Des morceaux de baleines quadrupèdes avaient aussi été retrouvés en Egypte, au Sahara occidental, au Sénégal, au Togo et au Nigeria. Ces fossiles étaient toutefois si fragmentaires qu’il n’était pas possible de savoir si ces animaux pouvaient nager.

Si la baleine du Pérou pouvait nager comme une loutre, les chercheurs formulent l’hypothèse qu’elle a sans doute traversé l’océan Atlantique entre la côte ouest de l’Afrique et l’Amérique du Sud. Ces masses continentales étaient alors deux fois plus proches qu’aujourd’hui, distantes de seulement 1 300 km. Le courant d’est en ouest existant à l’époque pourrait avoir aidé ces grands animaux dans leur traversée.

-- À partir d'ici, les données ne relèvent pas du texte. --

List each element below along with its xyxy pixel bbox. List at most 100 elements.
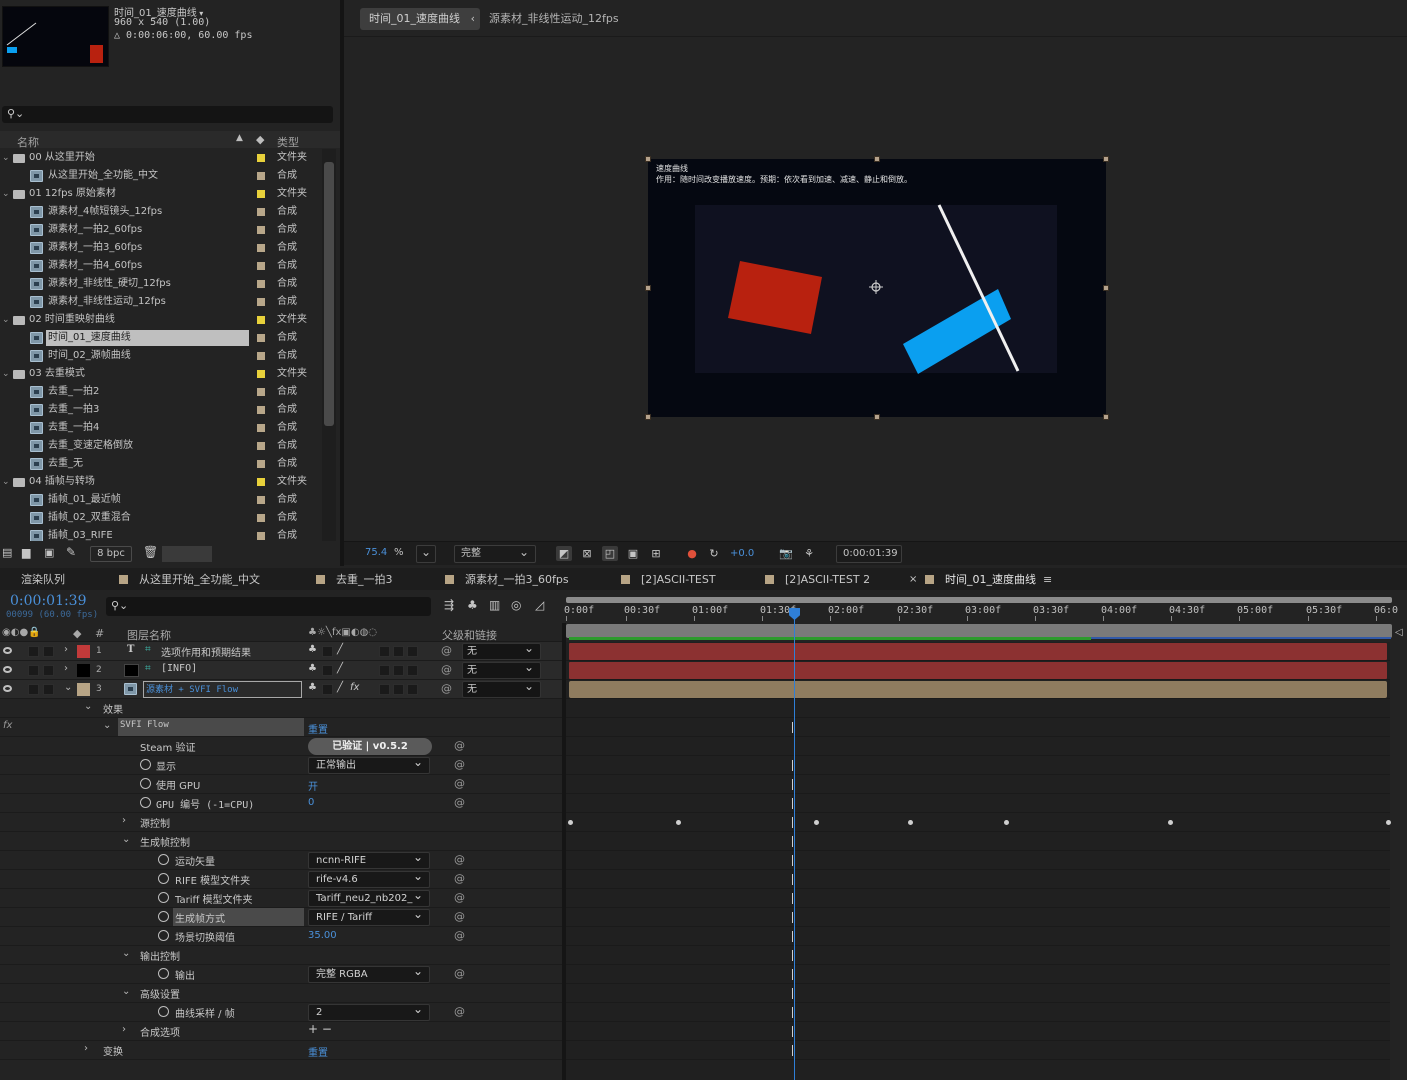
project-comp-row[interactable]: 去重_一拍4 合成 xyxy=(0,419,322,437)
transparency-grid-icon[interactable]: ⊠ xyxy=(579,546,595,561)
adjustment-switch[interactable] xyxy=(407,646,418,657)
property-dropdown[interactable]: rife-v4.6 xyxy=(308,871,430,888)
stopwatch-icon[interactable] xyxy=(158,873,169,884)
expression-pickwhip-icon[interactable]: @ xyxy=(454,872,465,885)
layer-duration-bar[interactable] xyxy=(569,662,1387,679)
keyframe-dot[interactable] xyxy=(1386,820,1391,825)
layer-label-color[interactable] xyxy=(77,664,90,677)
property-row[interactable]: 场景切换阈值 35.00 @ xyxy=(0,927,562,946)
fx-switch-icon[interactable]: fx xyxy=(350,682,359,693)
chevron-down-icon[interactable]: ⌄ xyxy=(122,834,130,845)
expression-pickwhip-icon[interactable]: @ xyxy=(454,758,465,771)
label-color-swatch[interactable] xyxy=(257,226,265,234)
property-dropdown[interactable]: RIFE / Tariff xyxy=(308,909,430,926)
layer-track[interactable] xyxy=(566,642,1390,661)
layer-duration-bar[interactable] xyxy=(569,643,1387,660)
project-comp-row[interactable]: 插帧_03_RIFE 合成 xyxy=(0,527,322,541)
transform-handle[interactable] xyxy=(874,156,880,162)
label-color-swatch[interactable] xyxy=(257,244,265,252)
stopwatch-icon[interactable] xyxy=(140,797,151,808)
project-comp-row[interactable]: 插帧_02_双重混合 合成 xyxy=(0,509,322,527)
project-comp-row[interactable]: 去重_一拍3 合成 xyxy=(0,401,322,419)
steam-verify-button[interactable]: 已验证 | v0.5.2 xyxy=(308,738,432,755)
playhead-line[interactable] xyxy=(794,608,795,1080)
column-name-header[interactable]: 名称 xyxy=(17,134,39,150)
frame-blend-switch[interactable] xyxy=(379,665,390,676)
label-color-swatch[interactable] xyxy=(257,190,265,198)
trash-icon[interactable]: 🗑 xyxy=(143,545,158,559)
project-comp-row[interactable]: 去重_无 合成 xyxy=(0,455,322,473)
expression-pickwhip-icon[interactable]: @ xyxy=(454,929,465,942)
project-folder-row[interactable]: ⌄ 03 去重模式 文件夹 xyxy=(0,365,322,383)
label-color-swatch[interactable] xyxy=(257,514,265,522)
column-parent-header[interactable]: 父级和链接 xyxy=(442,627,497,643)
label-color-swatch[interactable] xyxy=(257,478,265,486)
stopwatch-icon[interactable] xyxy=(158,968,169,979)
chevron-right-icon[interactable]: › xyxy=(64,644,68,655)
label-tag-icon[interactable]: ◆ xyxy=(73,627,81,640)
interpret-footage-icon[interactable]: ▤ xyxy=(2,546,12,559)
property-row[interactable]: ⌄ 生成帧控制 xyxy=(0,832,562,851)
stopwatch-icon[interactable] xyxy=(140,778,151,789)
adjustment-switch[interactable] xyxy=(407,665,418,676)
expression-pickwhip-icon[interactable]: @ xyxy=(454,777,465,790)
expression-pickwhip-icon[interactable]: @ xyxy=(454,891,465,904)
expression-pickwhip-icon[interactable]: @ xyxy=(454,853,465,866)
chevron-down-icon[interactable]: ⌄ xyxy=(2,186,12,202)
property-dropdown[interactable]: ncnn-RIFE xyxy=(308,852,430,869)
shy-switch-icon[interactable]: ♣ xyxy=(308,644,317,655)
stopwatch-icon[interactable] xyxy=(158,892,169,903)
chevron-down-icon[interactable]: ⌄ xyxy=(122,986,130,997)
chevron-down-icon[interactable]: ⌄ xyxy=(103,720,111,731)
chevron-right-icon[interactable]: › xyxy=(122,1024,126,1035)
transform-handle[interactable] xyxy=(1103,285,1109,291)
label-color-swatch[interactable] xyxy=(257,496,265,504)
property-row[interactable]: 曲线采样 / 帧 2 @ xyxy=(0,1003,562,1022)
zoom-dropdown[interactable]: ⌄ xyxy=(416,545,436,563)
property-row[interactable]: 运动矢量 ncnn-RIFE @ xyxy=(0,851,562,870)
layer-label-color[interactable] xyxy=(77,645,90,658)
project-comp-row[interactable]: 从这里开始_全功能_中文 合成 xyxy=(0,167,322,185)
property-value[interactable]: 35.00 xyxy=(308,930,337,941)
project-scroll-thumb[interactable] xyxy=(324,162,334,426)
project-comp-row[interactable]: 去重_一拍2 合成 xyxy=(0,383,322,401)
timeline-tab[interactable]: 源素材_一拍3_60fps xyxy=(445,572,569,588)
reset-exposure-icon[interactable]: ↻ xyxy=(706,546,722,561)
motion-blur-switch[interactable] xyxy=(393,684,404,695)
project-comp-row[interactable]: 去重_变速定格倒放 合成 xyxy=(0,437,322,455)
breadcrumb-active-comp[interactable]: 时间_01_速度曲线 ‹ xyxy=(360,8,480,30)
chevron-down-icon[interactable]: ⌄ xyxy=(2,312,12,328)
stopwatch-icon[interactable] xyxy=(158,854,169,865)
chevron-down-icon[interactable]: ⌄ xyxy=(84,701,92,712)
label-color-swatch[interactable] xyxy=(257,460,265,468)
shy-switch-icon[interactable]: ♣ xyxy=(308,663,317,674)
property-row[interactable]: fx ⌄ SVFI Flow 重置 xyxy=(0,718,562,737)
column-layer-name-header[interactable]: 图层名称 xyxy=(127,627,171,643)
frame-blend-switch[interactable] xyxy=(379,646,390,657)
label-color-swatch[interactable] xyxy=(257,208,265,216)
property-row[interactable]: Tariff 模型文件夹 Tariff_neu2_nb202_ @ xyxy=(0,889,562,908)
project-search-input[interactable]: ⚲⌄ xyxy=(2,106,333,123)
motion-blur-icon[interactable]: ◎ xyxy=(511,598,521,612)
label-color-swatch[interactable] xyxy=(257,262,265,270)
layer-duration-bar[interactable] xyxy=(569,681,1387,698)
label-color-swatch[interactable] xyxy=(257,172,265,180)
layer-track[interactable] xyxy=(566,680,1390,699)
label-color-swatch[interactable] xyxy=(257,370,265,378)
project-comp-row[interactable]: 时间_01_速度曲线 合成 xyxy=(0,329,322,347)
label-color-swatch[interactable] xyxy=(257,442,265,450)
transform-handle[interactable] xyxy=(645,414,651,420)
transform-handle[interactable] xyxy=(1103,156,1109,162)
stopwatch-icon[interactable] xyxy=(158,911,169,922)
resolution-dropdown[interactable]: 完整 ⌄ xyxy=(454,545,536,563)
shy-switch-icon[interactable]: ♣ xyxy=(308,682,317,693)
label-color-swatch[interactable] xyxy=(257,280,265,288)
label-color-swatch[interactable] xyxy=(257,406,265,414)
project-folder-row[interactable]: ⌄ 04 插帧与转场 文件夹 xyxy=(0,473,322,491)
transform-handle[interactable] xyxy=(645,285,651,291)
layer-name[interactable]: 源素材 + SVFI Flow xyxy=(146,682,238,695)
transform-handle[interactable] xyxy=(1103,414,1109,420)
label-color-swatch[interactable] xyxy=(257,298,265,306)
motion-blur-switch[interactable] xyxy=(393,646,404,657)
viewer-timecode[interactable]: 0:00:01:39 xyxy=(836,545,902,563)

Cette découverte pourrait donc éliminer l’hypothèse selon laquelle les baleines auraient atteint l’Amérique par le nord via le Groenland. Le bassin de Pisco, sur la côte sud du Pérou, recèle sans doute encore de nombreux fossiles, tant les conditions de préservation y sont excellentes :

« Du travail pour au moins les cinquante ans à venir », selon Olivier Lambert.